Mais um motivo para o Brasil cuidar do problema fiscal doméstico?

Não precisava nada de fora, eu acho que isso aí já é algo que demanda uma resposta muito mais profunda e isso não está em discussão.

O que mais preocupa no lado fiscal? Dados recentes do Censo apontam para mais gastos com Previdência.

Já se sabia disso, agora veio essa confirmação, muito importante. Essa área precisa ser abordada. O tema geral do crescimento do gasto, do Orçamento rígido, da reforma do Estado também precisa entrar em pauta. Esses dois temas, se bem resolvidos, alongariam muito os horizontes no Brasil.

E poderia haver também um reforço de ajustes na regra do Imposto de Renda, que estão entrando em discussão. Juntando esse bolo, teríamos condições de melhorar muito a qualidade da política macroeconômica. Existe uma fragilidade que os economistas chamam de “mix de política” bastante equivocado.

É um fiscal ainda frouxo forçando um monetário mais apertado.

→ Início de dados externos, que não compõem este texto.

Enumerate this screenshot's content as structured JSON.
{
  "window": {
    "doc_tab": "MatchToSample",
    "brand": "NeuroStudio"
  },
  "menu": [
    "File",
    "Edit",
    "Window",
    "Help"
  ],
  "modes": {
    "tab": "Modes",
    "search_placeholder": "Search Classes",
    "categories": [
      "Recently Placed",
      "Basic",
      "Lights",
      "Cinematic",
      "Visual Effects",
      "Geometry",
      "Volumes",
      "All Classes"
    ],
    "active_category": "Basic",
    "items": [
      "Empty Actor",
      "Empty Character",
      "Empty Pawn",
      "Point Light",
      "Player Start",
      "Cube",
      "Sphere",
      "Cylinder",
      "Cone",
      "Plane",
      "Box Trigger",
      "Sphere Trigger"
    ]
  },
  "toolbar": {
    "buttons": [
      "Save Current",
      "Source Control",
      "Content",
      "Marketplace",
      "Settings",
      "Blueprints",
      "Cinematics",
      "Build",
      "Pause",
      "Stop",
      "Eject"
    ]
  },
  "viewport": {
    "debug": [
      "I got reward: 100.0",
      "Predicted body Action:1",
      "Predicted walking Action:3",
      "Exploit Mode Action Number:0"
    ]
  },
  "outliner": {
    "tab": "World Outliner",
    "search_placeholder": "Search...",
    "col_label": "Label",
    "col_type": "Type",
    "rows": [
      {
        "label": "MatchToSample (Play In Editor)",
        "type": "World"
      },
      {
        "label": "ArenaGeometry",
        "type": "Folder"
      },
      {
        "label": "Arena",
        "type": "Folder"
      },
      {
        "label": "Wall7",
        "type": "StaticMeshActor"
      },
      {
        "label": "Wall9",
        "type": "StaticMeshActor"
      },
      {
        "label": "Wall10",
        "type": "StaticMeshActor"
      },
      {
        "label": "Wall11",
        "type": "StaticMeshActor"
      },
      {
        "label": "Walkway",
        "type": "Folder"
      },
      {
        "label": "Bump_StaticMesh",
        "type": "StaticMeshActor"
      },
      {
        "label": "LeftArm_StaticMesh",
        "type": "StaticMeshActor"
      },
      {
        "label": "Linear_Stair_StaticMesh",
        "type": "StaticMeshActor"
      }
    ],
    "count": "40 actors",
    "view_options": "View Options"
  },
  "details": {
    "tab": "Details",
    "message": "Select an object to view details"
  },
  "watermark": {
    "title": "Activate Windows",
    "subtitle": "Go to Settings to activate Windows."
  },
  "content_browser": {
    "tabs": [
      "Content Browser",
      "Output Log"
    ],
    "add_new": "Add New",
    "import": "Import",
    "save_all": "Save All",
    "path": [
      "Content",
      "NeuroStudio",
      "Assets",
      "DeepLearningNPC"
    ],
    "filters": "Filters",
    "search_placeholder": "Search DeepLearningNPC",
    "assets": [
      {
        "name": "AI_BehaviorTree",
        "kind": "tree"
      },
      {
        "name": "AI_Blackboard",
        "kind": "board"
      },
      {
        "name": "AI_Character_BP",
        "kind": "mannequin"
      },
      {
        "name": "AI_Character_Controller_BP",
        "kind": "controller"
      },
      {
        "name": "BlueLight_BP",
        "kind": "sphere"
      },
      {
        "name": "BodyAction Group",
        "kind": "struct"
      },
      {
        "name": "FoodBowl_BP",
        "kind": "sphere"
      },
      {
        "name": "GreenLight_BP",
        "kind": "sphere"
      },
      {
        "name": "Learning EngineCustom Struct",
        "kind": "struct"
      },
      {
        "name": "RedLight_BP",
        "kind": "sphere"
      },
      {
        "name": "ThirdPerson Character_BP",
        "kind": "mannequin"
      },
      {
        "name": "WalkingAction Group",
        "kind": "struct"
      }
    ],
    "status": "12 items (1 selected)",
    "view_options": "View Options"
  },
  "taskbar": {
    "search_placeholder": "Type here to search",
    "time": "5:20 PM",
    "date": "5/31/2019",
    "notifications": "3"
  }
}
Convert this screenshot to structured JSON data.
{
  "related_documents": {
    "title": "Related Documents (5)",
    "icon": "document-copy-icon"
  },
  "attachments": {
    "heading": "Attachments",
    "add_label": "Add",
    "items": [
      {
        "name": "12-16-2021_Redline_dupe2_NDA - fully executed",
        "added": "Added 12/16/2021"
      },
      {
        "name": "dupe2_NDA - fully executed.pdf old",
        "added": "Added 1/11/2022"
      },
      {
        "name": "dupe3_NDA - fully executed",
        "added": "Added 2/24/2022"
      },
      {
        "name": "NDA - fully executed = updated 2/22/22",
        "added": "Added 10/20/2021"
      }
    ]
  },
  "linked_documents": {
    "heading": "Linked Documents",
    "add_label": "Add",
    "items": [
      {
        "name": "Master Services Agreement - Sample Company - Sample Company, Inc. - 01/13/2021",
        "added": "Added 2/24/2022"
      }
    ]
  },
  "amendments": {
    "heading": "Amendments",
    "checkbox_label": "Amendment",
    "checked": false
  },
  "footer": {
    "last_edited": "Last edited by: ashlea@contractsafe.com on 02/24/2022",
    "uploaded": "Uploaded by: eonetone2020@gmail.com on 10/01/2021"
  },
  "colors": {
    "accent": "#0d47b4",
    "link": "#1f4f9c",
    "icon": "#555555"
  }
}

E é sempre bom frisar que o desafio vai além do macroeconômico. O desafio é incorporar uma redefinição de prioridades.

Por isso que tem a ver mais com reforma do Estado do que com só fazer superávit?

Vejo isso como um corolário, uma extensão do tema maior de avaliar rotineiramente o que está dando certo ou não na atuação do Estado. Não é só fazer o superávit. Tenho olhado bastante os gastos da saúde. O gasto per capita no Brasil do SUS é bastante baixo. Tem espaço para melhorar o SUS aqui ou ali, mas tem feito muita coisa boa, muita coisa importante.

Sou conservador do lado fiscal, porque acho que o que temos (de gastos do Estado) não nos serviu bem no sentido mais amplo, incluindo a falta de prioridades, mas, hoje, não tenho dúvidas de que essa área é carente de recursos. É um absurdo chegar ao ponto de querer cortar o gasto de saúde no Brasil. É de matar, literalmente.

Dá para tirar de um lado e colocar mais na saúde?

Exato, para isso, é preciso criar espaço. Sem tocar nos temas grandes, vamos ficar enxugando gelo, não vamos muito longe.

E enquanto não ajustamos isso, não dá para baixar os juros?

Não dá para fazer na marra. Já vimos esse filme, não sei quantas vezes.